Coronavirus disease 19 (COVID-19) has variable clinical manifestations, including gastrointestinal and hepatic disorders. Severe acute respiratory syndrome coronavirus-2 (SARS-CoV-2) infects liver cells using angiotensin-converting enzyme 2, and the viral Spike glycoprotein must be cleaved by Furin or Type 2 Serine Protease.
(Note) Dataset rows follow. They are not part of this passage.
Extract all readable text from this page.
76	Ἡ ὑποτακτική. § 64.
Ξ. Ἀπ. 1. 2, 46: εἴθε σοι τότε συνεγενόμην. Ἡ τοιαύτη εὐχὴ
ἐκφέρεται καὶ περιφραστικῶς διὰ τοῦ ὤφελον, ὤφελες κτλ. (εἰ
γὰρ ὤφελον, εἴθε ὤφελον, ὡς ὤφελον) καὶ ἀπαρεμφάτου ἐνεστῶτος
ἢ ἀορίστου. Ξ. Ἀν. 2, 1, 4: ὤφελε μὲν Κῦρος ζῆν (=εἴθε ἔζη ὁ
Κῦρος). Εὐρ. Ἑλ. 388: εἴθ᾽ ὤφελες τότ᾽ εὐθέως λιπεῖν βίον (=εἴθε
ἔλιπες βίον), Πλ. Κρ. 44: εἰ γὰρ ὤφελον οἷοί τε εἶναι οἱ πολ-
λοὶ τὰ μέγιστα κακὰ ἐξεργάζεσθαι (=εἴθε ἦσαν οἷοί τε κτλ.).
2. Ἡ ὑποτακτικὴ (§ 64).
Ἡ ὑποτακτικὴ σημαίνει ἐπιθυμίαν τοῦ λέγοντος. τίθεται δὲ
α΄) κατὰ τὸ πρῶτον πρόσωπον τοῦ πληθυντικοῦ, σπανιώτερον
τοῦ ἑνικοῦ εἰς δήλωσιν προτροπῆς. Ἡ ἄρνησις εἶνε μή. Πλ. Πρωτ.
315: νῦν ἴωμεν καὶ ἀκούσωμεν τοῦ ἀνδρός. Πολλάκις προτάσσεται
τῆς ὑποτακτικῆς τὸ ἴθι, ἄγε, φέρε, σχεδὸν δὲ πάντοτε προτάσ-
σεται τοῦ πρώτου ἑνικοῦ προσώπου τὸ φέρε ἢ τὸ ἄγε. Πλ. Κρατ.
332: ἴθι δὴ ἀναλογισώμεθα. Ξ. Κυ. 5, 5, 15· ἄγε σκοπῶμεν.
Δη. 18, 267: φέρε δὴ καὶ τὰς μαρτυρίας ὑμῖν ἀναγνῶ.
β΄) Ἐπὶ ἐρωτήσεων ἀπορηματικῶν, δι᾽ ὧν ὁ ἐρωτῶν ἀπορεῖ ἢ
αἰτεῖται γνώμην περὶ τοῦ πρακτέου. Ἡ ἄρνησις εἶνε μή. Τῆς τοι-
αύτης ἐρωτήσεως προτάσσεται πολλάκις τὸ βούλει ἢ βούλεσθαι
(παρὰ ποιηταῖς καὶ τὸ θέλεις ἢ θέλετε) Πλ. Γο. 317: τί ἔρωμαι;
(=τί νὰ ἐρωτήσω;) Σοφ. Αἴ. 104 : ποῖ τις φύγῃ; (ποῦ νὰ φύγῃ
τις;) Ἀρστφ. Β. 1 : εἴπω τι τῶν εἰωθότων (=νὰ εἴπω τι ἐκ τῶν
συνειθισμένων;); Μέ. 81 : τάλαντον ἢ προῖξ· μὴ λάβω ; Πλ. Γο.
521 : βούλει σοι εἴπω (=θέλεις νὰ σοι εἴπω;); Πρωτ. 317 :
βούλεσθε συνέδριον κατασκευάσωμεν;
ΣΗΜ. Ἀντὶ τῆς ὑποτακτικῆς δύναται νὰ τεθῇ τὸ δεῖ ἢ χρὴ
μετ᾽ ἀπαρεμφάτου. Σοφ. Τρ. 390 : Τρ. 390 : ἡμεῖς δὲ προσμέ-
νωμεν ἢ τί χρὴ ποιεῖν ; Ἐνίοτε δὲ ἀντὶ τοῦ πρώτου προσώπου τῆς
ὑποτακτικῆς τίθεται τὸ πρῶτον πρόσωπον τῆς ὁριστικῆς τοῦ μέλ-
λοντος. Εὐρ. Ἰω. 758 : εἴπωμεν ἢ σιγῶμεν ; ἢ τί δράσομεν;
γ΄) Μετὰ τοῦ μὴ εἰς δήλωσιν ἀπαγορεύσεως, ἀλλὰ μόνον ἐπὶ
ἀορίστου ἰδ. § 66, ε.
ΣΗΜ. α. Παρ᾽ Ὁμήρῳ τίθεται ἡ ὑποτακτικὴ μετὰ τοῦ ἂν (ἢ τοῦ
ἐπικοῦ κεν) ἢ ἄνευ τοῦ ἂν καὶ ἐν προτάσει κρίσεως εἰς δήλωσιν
Following activation of the Akt/mTOR pathway several changes are triggered.

Research motivation

Liver damage in COVID-19 is not well understood; therefore, molecular analysis of the infection process and cell signaling, in silico, can help in the discovery of targets for treatment of the disease.

Research objectives

To analyze liver and gastrointestinal symptoms and cell signaling pathways triggered by SARS-CoV-2 infection due to virus-liver interactions in silico.

Research methods

SARS-CoV-2/liver cell interactions, and signaling pathways activated by these interactions, were analyzed by inhibition studies using the molecular docking method.

Research results

The mTORC1/CC-223 complex, Akt/MK-2206 complex and Furin/naphthofluorescein complex showed significant affinity energy, indicating stability and consequent effectiveness in inhibiting target molecules for COVID-19 therapy.

Research conclusions

Liver disease and signaling pathways altered by SARS-CoV-2 can be modulated by inhibitors that demonstrate significant affinity for interactions with human proteins, which could prevent progression of the infection and its symptoms.

Research perspectives

Evaluate the inhibition complexes studied using molecular dynamics and verify the possibility of structural changes of the drug to increase its efficiency and avoid possible adverse effects.